Two major parcels of land still in the possession of the Duluth school district are Central High School and 11 acres adjacent to Hartley Nature Center. The Hartley lots are currently under contract. Though the sale price will not be made public until the district closes on a sale, the lots are listed at $495,000 by Greg Follmer Commercial Real Estate.

Central High School, which is currently listed at $7.9 million, has seen a lot of interest as of late, according to commercial broker Greg Follmer.

“Right now we have had quite a bit of decent activity and we've had some good, strong national developers taking a look at the site,” he said. “I don't have anything definitive done yet, but we are getting good action and we are happy about that action.”

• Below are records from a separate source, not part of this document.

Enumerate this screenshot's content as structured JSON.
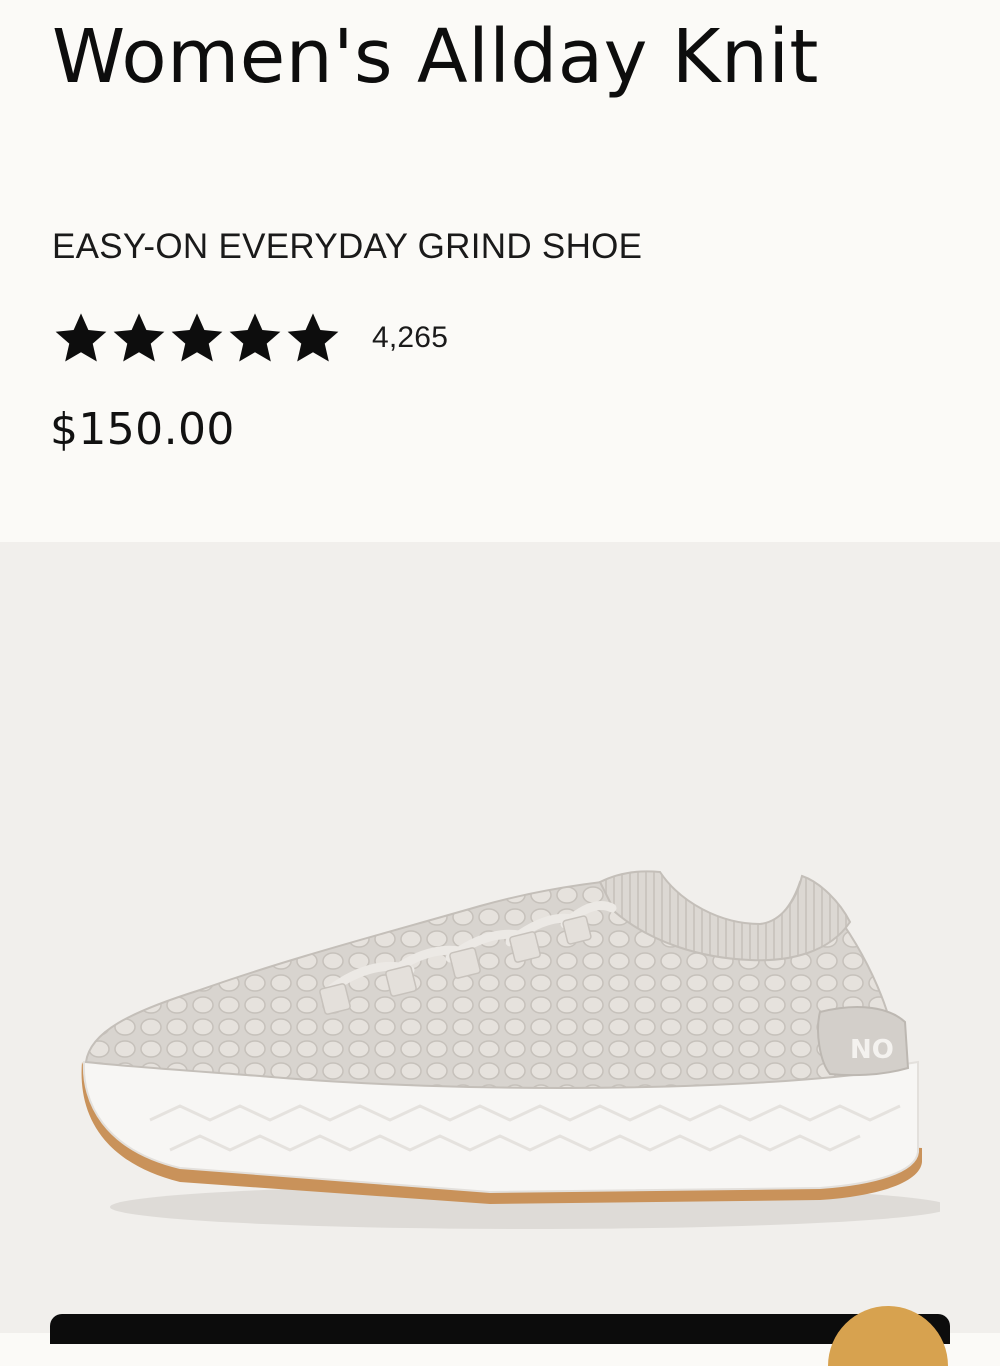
{
  "product": {
    "title": "Women's Allday Knit",
    "subtitle": "EASY-ON EVERYDAY GRIND SHOE",
    "rating_stars": 5,
    "review_count": "4,265",
    "price": "$150.00"
  },
  "image": {
    "description_icon": "shoe-product-image",
    "heel_text": "NO"
  },
  "colors": {
    "background": "#fbfaf7",
    "image_background": "#f1efec",
    "text": "#111111",
    "star": "#0d0d0d",
    "bottom_bar": "#0c0c0c",
    "accent": "#d7a24f"
  }
}
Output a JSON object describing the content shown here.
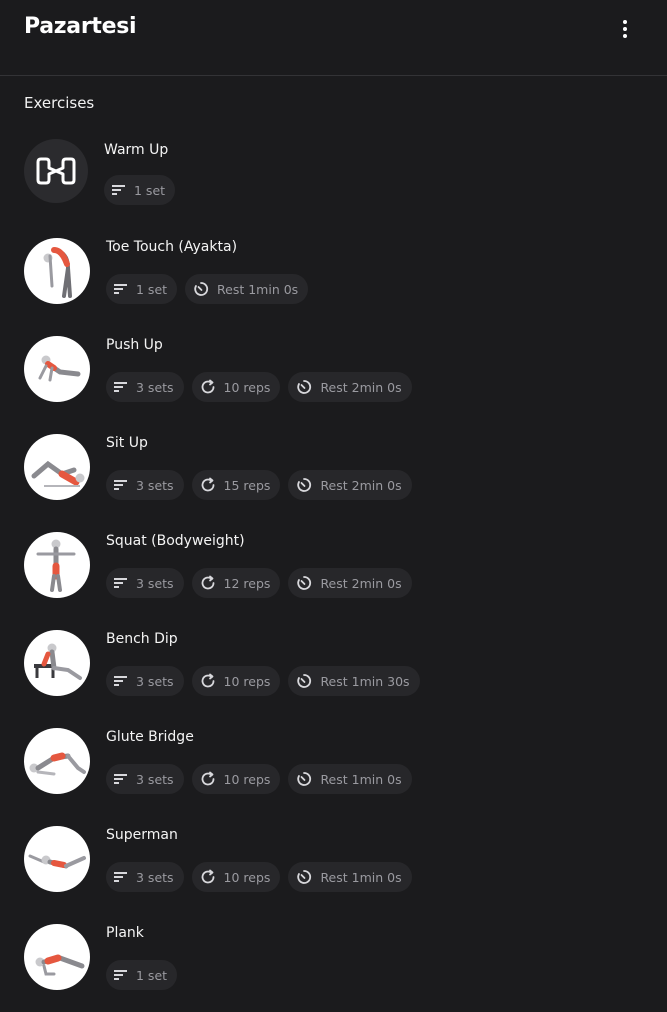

Follmer’s property update letter to the board in September said there have been inquiries and continued follow-up as well as discussions that have been ongoing with several developers and potential purchasers. The letter also said there has been continued interest from a national development company, which has gone as far as researching the cost of road improvements and utility infrastructure. That company also expressed concern with those costs.

“The real issue isn’t the guy that can spend whatever it costs,” Follmer said. “The real issue has to do with what that person is going to be able to do with it when they are done and what type of cost is it going to take them to develop the site properly, and then comparing that with what they can do in this market.”

Follmer said in addition to the interest by private buyers, two municipal entities have also expressed interest in the property to use themselves, though they have not asked for a property tour.

“The interest is some mid-level interest. It could become more, but the problem with municipal groups being interested is the fact that their internal process also takes a mountain of time,” Follmer said. “Our hope is that we run into a private party fast. We can do business quicker with them and that would be good.”

Follmer would not say who the interested entities are, though Kate Van Daele, public information officer for the city of Duluth, told the News Tribune that none of the Duluth municipal entities was interested in purchasing Central High School.

The 77-acre site with a hilltop view of Lake Superior has been on the market for more than seven years. It once was listed for sale at a price of $13.7 million, but in 2015 the board accepted a $10 million offer from Harbor Bay Real Estate Advisors. That deal fell through because of the expected costs of preparing the site. A $14.2 million offer the next year that would have rebirthed the building as a high school for Duluth Edison Charter Schools was turned down as the board stuck to a policy prohibiting it from selling school buildings to schools that serve the same age range.

“Because of that kind of unique buying pool we’re looking for — not only someone who can purchase it but develop it properly — it just takes us more time to get to that person eventually,” Follmer said. “You want to see them in the first 30 days, obviously, but the nature of these sites, it just takes a lot of time.”